Even in the beginning stages of AI, clinicians are still spending hours on administrative tasks. In 2020 and beyond, the hope is to further optimize clinical operations and workflows for maximum productivity.

In medical imaging diagnostics, AI helps radiologists spot details that escape the human eye. This too will reduce errors and catch early diagnosis. AI will continue to boost decision making.

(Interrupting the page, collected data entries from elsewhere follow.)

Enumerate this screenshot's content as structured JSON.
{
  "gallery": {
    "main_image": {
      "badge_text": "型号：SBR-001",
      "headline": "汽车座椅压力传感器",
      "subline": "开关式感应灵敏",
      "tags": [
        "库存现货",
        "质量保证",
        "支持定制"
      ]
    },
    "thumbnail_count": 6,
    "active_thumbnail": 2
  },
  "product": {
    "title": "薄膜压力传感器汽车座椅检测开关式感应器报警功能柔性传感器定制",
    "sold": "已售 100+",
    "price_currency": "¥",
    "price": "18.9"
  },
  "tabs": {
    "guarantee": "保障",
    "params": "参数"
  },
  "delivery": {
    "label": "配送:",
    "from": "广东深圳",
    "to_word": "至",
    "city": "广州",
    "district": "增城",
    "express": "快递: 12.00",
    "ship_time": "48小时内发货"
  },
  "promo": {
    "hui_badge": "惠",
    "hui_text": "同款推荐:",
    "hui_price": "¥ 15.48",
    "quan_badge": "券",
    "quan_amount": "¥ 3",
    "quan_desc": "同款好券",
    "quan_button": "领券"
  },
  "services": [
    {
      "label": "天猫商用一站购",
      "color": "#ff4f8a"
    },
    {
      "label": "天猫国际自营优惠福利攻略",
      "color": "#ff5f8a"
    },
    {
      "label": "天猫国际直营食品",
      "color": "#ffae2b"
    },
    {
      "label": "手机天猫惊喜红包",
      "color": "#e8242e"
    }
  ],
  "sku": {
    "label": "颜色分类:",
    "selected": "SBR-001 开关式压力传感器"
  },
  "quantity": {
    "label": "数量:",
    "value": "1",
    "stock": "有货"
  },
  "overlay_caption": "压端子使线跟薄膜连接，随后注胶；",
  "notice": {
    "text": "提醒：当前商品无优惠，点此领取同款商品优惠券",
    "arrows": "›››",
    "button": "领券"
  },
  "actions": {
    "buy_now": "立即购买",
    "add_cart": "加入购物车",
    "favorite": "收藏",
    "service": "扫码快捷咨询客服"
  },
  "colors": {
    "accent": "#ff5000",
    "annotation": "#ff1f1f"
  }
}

Innovations like telehealth are quickly replacing in-person visits. Webcams are placed on clinician medical workstations and patients can access their clinicians from home on their computer. This saves us time and money and prevents the spread of disease.

Conclusion

AI is in its infancy when it comes to healthcare. It’s important for healthcare organizations to keep on top of the everchanging technological advancements, as will likely see the benefits more quickly and keep up with other leading healthcare organizations.

In order for companies to successfully implement AI in their facilities, there is a need for clear guidance. Legal, ethical and regulatory issues are associated with AI and its collecting and using patient data with patient privacy being at the highest tier. While AI-powered solutions are development, staying within these high standards is essential.

AI is forecasted to bring in $150 billion dollars in annual savings by 2026 in the United States. In order to ignite these savings, the number of active AI startups has increased 14-fold since 2000.

There are drawbacks to these early stages of implementing AI. One challenge is ensuring the data sources informing AI are not only accurate but large enough to develop correct outputs. It’s important for healthcare leaders to come together and ask the right questions, dig deeper, utilize product evaluations and create a budget before adopting AI into their strategies.

AI in the healthcare industry will continue to improve costs, service quality, and accessibility.

It is evident AI can easily surpass other leading technologies used in the healthcare industry, so it’s important for healthcare leaders to invest time now into how your healthcare organization can best utilize AI tools come 2020 and beyond.